La película de Donzelli, aplaudida por la crítica y de cierto éxito en los circuitos de cine independiente, cuenta la historia de una joven pareja a cuyo bebé se le diagnostica un cáncer extraño, peligroso y posiblemente fatal. Tal premisa argumental, dura e insoportable, debería suponer un reto inabarcable tanto para el narrador como para el espectador, pero la directora francesa renuncia a afrontar lealmente este imposible laberinto y opta por dotarlo de cómodas salidas de emergencia emocionales, hasta el punto de regalar al espectador una especie de cuento asumible sobre el cáncer infantil y las relaciones de pareja con ciertas pretensiones pero que, en la práctica, se acomoda en la más pura superficialidad. 


Bien es cierto que Declaración la guerra no llega a la lamentable prostitución de tragedias de Mi vida sin mí, de Isabel Coixet, auténtico referente del buenrollismo cancerígeno, pero es evidente que la película francesa se decanta por un tono amable de comedia romántica indie plagada de canciones poperillas con el objetivo de que el espectador occidental pase un rato hasta medio agradable observando las evoluciones de una pareja de jóvenes enamorados y del cáncer de su bebé.  

En el otro extremo, el director alemán Andreas Dressen se inclina en Stopped on track por abordar desde el realismo la terrible historia de un hombre de mediana edad, casado y con dos hijos pequeños, a quien se le diagnostica un tumor cerebral maligno y fatal. Dressen apuesta fuerte y enseña en la primera escena todas sus cartas, con el frío diagnóstico en una fría sala de hospital, interrumpido por una rutinaria llamada telefónica que debe atender el médico en medio de la catástrofe, con una fría estimación de unos dos meses de vida. A  partir de ahí, el incomprensible e inevitable deterioro, la imposible aceptación de la muerte, los ataques de rabia e impotencia, el vergonzoso y oculto sentimiento de los familiares de que todo acabe una vez que se ha asumido que no hay una salida, la elección de las canciones que sonarán en el funeral.

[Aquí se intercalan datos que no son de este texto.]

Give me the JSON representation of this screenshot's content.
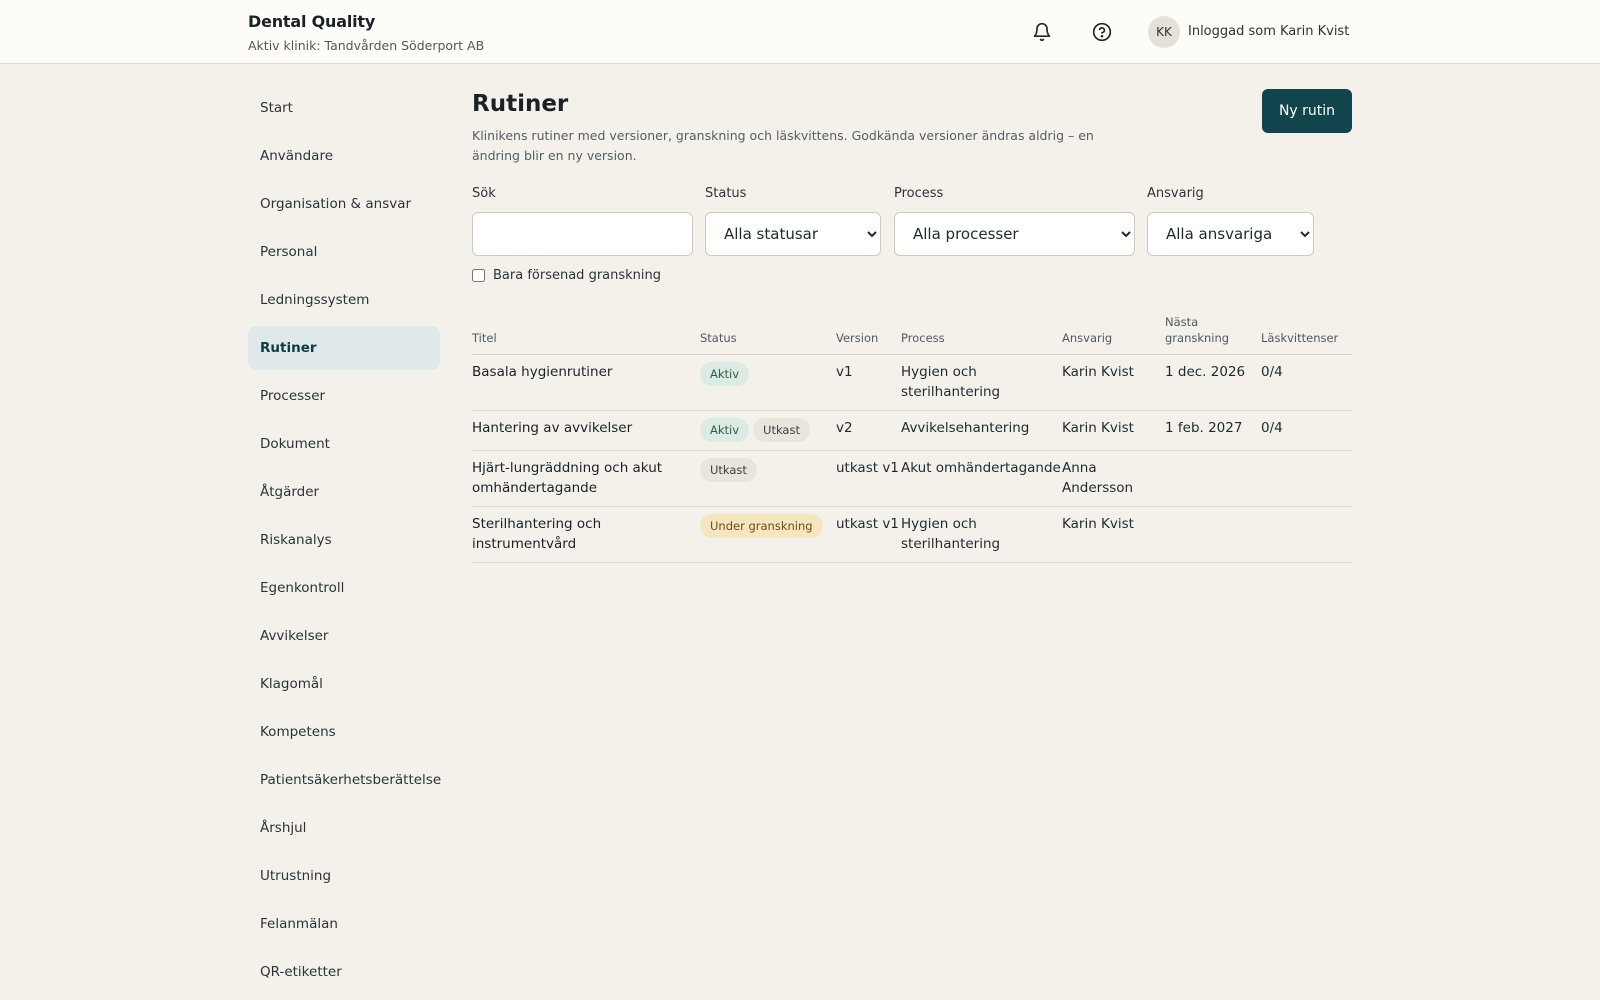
{
  "header": {
    "app_title": "Dental Quality",
    "active_clinic": "Aktiv klinik: Tandvården Söderport AB",
    "bell_icon": "bell-icon",
    "help_icon": "help-circle-icon",
    "avatar_initials": "KK",
    "user_label": "Inloggad som Karin Kvist"
  },
  "sidebar": {
    "items": [
      {
        "label": "Start"
      },
      {
        "label": "Användare"
      },
      {
        "label": "Organisation & ansvar"
      },
      {
        "label": "Personal"
      },
      {
        "label": "Ledningssystem"
      },
      {
        "label": "Rutiner",
        "active": true
      },
      {
        "label": "Processer"
      },
      {
        "label": "Dokument"
      },
      {
        "label": "Åtgärder"
      },
      {
        "label": "Riskanalys"
      },
      {
        "label": "Egenkontroll"
      },
      {
        "label": "Avvikelser"
      },
      {
        "label": "Klagomål"
      },
      {
        "label": "Kompetens"
      },
      {
        "label": "Patientsäkerhetsberättelse"
      },
      {
        "label": "Årshjul"
      },
      {
        "label": "Utrustning"
      },
      {
        "label": "Felanmälan"
      },
      {
        "label": "QR-etiketter"
      }
    ]
  },
  "main": {
    "title": "Rutiner",
    "description": "Klinikens rutiner med versioner, granskning och läskvittens. Godkända versioner ändras aldrig – en ändring blir en ny version.",
    "new_button": "Ny rutin",
    "filters": {
      "search_label": "Sök",
      "search_value": "",
      "status_label": "Status",
      "status_value": "Alla statusar",
      "process_label": "Process",
      "process_value": "Alla processer",
      "owner_label": "Ansvarig",
      "owner_value": "Alla ansvariga",
      "overdue_label": "Bara försenad granskning",
      "overdue_checked": false
    },
    "table": {
      "headers": {
        "title": "Titel",
        "status": "Status",
        "version": "Version",
        "process": "Process",
        "owner": "Ansvarig",
        "next_review": "Nästa granskning",
        "read_receipts": "Läskvittenser"
      },
      "rows": [
        {
          "title": "Basala hygienrutiner",
          "badges": [
            {
              "text": "Aktiv",
              "kind": "aktiv"
            }
          ],
          "version": "v1",
          "process": "Hygien och sterilhantering",
          "owner": "Karin Kvist",
          "next_review": "1 dec. 2026",
          "read_receipts": "0/4"
        },
        {
          "title": "Hantering av avvikelser",
          "badges": [
            {
              "text": "Aktiv",
              "kind": "aktiv"
            },
            {
              "text": "Utkast",
              "kind": "utkast"
            }
          ],
          "version": "v2",
          "process": "Avvikelsehantering",
          "owner": "Karin Kvist",
          "next_review": "1 feb. 2027",
          "read_receipts": "0/4"
        },
        {
          "title": "Hjärt-lungräddning och akut omhändertagande",
          "badges": [
            {
              "text": "Utkast",
              "kind": "utkast"
            }
          ],
          "version": "utkast v1",
          "process": "Akut omhändertagande",
          "owner": "Anna Andersson",
          "next_review": "",
          "read_receipts": ""
        },
        {
          "title": "Sterilhantering och instrumentvård",
          "badges": [
            {
              "text": "Under granskning",
              "kind": "review"
            }
          ],
          "version": "utkast v1",
          "process": "Hygien och sterilhantering",
          "owner": "Karin Kvist",
          "next_review": "",
          "read_receipts": ""
        }
      ]
    }
  }
}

El cineasta alemán se queda fuera y renuncia a juzgar ni a apoyar o dejar caer a los protagonistas, adoptando a veces un tono cercano al documental, y evitando en todo momento el atrayente tremendismo innecesario. Sin embargo, ello no significa que renuncie al ritmo, a la narración cinematográfica y que dé incluso algún pequeño respiro al espectador, coincidente con los, supongo, escasos oasis de felicidad o resignación de un hombre empujado a una muerte prematura. Así, utiliza como recurso la personalización del tumor, a quien el protagonista imagina ver en un late night comentando sus evoluciones, o la canción Love and mercy, de Brian Wilson, que el enfermo toca desde su cama.

El conjunto sugiere dolor, frialdad, desesperanza, que desgraciadamente es lo que suele suceder en la vida real cuando se afrontan este tipo de tragedias, donde no suena de fondo una canción de Antony and the Johnsons. Y, sobre todo, verdad y honestidad a la hora de tratar una historia de este tipo.

Ello no debe sorprender a los familiarizados con la obra de Dresen, que ya abordó con innegable honestidad el verano de un par de amigas que contemplan un trozo de Berlín este desde su balcón (Verano en Berlín, 2005) o las relaciones sentimentales y sexuales cuando se acerca la vejez (En el séptimo cielo, 2008), y que ahora, con Stopped on track, se convierte en mi opinión en uno de los alumnos aventajados de Michael Haneke en el panorama del cine europeo.